L’intelligence artificielle accélère la personnalisation

Pour accompagner ces tendances, les outils de diagnostic cutané, les recommandations personnalisées, les essais virtuels et l’analyse prédictive des besoins des clients se développent rapidement aux États-Unis comme au Royaume-Uni. L’intelligence artificielle (IA) s’impose tel un facteur de différenciation croissant, selon McKinsey, et un levier de performance commerciale permettant d’améliorer à la fois la personnalisation, la conversion et la fidélisation des consommateurs.

À mesure que leur précision progresse, les outils alimentés par IA pourraient devenir un élément clé de la proposition de valeur des marques premium et dermocosmétiques.


Le DTC en repli…

Publié en mai 2026, le rapport Health & Beauty Outlook 2026 de Consumer Edge met en évidence un ralentissement des dépenses beauté dans ces deux pays.

Aux États-Unis, les ventes réalisées en direct auprès des consommateurs (Direct To Consumer, DTC) reculent de 14 % depuis le début de l’année, tandis que les enseignes spécialisées enregistrent une progression plus modérée qu’au cours des exercices précédents. Consumer Edge interprète cette évolution comme un retour à des rythmes de croissance plus soutenables après plusieurs années exceptionnelles.

Le rapport The State of Beauty 2025 de McKinsey soulignait déjà l’entrée du secteur dans cette phase de normalisation.

Les consommateurs restent actifs, mais deviennent plus exigeants.
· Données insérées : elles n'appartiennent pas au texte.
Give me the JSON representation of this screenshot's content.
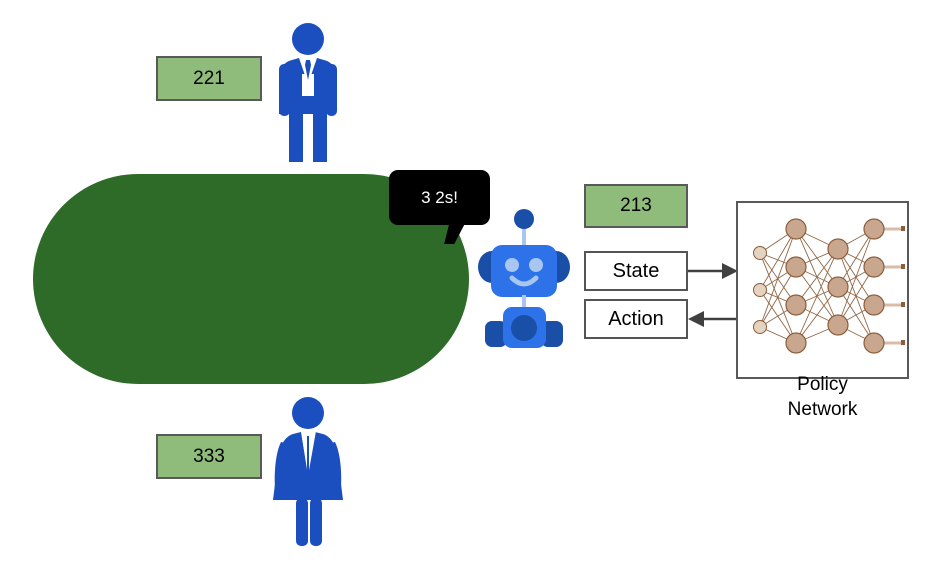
{
  "diagram": {
    "title": "Reinforcement learning robot soccer coaching diagram",
    "background_color": "#ffffff"
  },
  "field": {
    "name": "green-field",
    "color": "#2E6B28",
    "shape": "stadium"
  },
  "value_boxes": [
    {
      "id": "221",
      "label": "221",
      "fill": "#8FBC7A",
      "border": "#595959"
    },
    {
      "id": "333",
      "label": "333",
      "fill": "#8FBC7A",
      "border": "#595959"
    },
    {
      "id": "213",
      "label": "213",
      "fill": "#8FBC7A",
      "border": "#595959"
    }
  ],
  "people": [
    {
      "id": "man",
      "type": "businessman",
      "color": "#1B4FBF"
    },
    {
      "id": "woman",
      "type": "businesswoman",
      "color": "#1B4FBF"
    }
  ],
  "robot": {
    "name": "robot",
    "body_color": "#2D72E8",
    "dark_color": "#1A4FA8",
    "eye_color": "#A8C6F0",
    "speech": {
      "text": "3 2s!",
      "bubble_color": "#000000",
      "text_color": "#ffffff"
    }
  },
  "io_boxes": [
    {
      "id": "state",
      "label": "State",
      "direction": "to-network"
    },
    {
      "id": "action",
      "label": "Action",
      "direction": "from-network"
    }
  ],
  "arrows": {
    "color": "#404040",
    "state_arrow": "right",
    "action_arrow": "left"
  },
  "policy_network": {
    "caption_line1": "Policy",
    "caption_line2": "Network",
    "node_color": "#C9A68E",
    "node_light_color": "#E5D3C2",
    "edge_color": "#8B5E3C",
    "border_color": "#595959",
    "layers": [
      3,
      4,
      3,
      4
    ]
  }
}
Toujours selon McKinsey, la valeur perçue, la transparence et l’efficacité démontrée figurent désormais parmi les principaux critères de décision.


…et les distributeurs généralistes renforcent leur position

Parallèlement, les grands acteurs de la distribution gagnent encore du terrain.

Amazon, Walmart et Target continuent d’accroître leurs parts de marché dans l’univers de la cosmétique et de la parfumerie aux États-Unis, grâce à l’élargissement de leurs assortiments et à une proposition de valeur particulièrement compétitive. Selon Euromonitor et l’expert de la data Marketplace Pulse, la plateforme de Jeff Bezos représenterait désormais près de 30 % des ventes de produits de beauté en ligne aux États-Unis.

Cette progression s’accompagne d’une pression croissante sur le modèle direct to consumer. La hausse des coûts d’acquisition digitale depuis 2022, la concurrence intensifiée des sites de e-commerce et le retour des consommateurs vers des parcours omnicanaux redistribuent les cartes au profit des grands acteurs de la distribution.


Le commerce social évolue vers la démonstration d’efficacité

Au Royaume-Uni, TikTok Shop s’impose progressivement comme un véritable canal de vente, tandis qu’aux États-Unis, le commerce social poursuit son développement auprès des jeunes générations. Si la viralité conserve une influence importante dans la découverte des marques, sa fonction évolue.

Selon les analyses de Mintel et de Consumer Edge, les réseaux sociaux jouent désormais davantage un rôle de validation et de démonstration des bénéfices produits qu’un simple levier d’achat impulsif. Les acteurs qui transforment cette visibilité en preuve d’efficacité et en fidélisation durable apparaissent aujourd’hui comme les mieux positionnés.


Les jeunes soutiennent les marques à forte identité

Selon les analyses de Consumer Edge et de McKinsey, les consommateurs âgés de 18 à 34 ans privilégient les griffes possédant un positionnement fort, un univers différenciant et une identité clairement définie. La combinaison entre efficacité du produit, authenticité et expérience de marque devient ainsi un facteur clé de succès. Cette génération demeure le principal moteur d’adoption des nouvelles signatures premium.


Le parfum reste l’une des catégories les plus résilientes

Parmi les catégories les plus performantes, les fragrances affichent toujours une remarquable résistance.

Aux États-Unis, les ventes de parfums prestige ont progressé de près de 10 % en 2025, selon Circana. Le panéliste souligne qu'ils continuent d’être perçus comme un luxe accessible et un vecteur d’expression personnelle, y compris dans un environnement économique plus prudent.

Les perspectives restent particulièrement favorables pour cette catégorie, tant sur le segment haut de gamme que sur celui des marques de niche.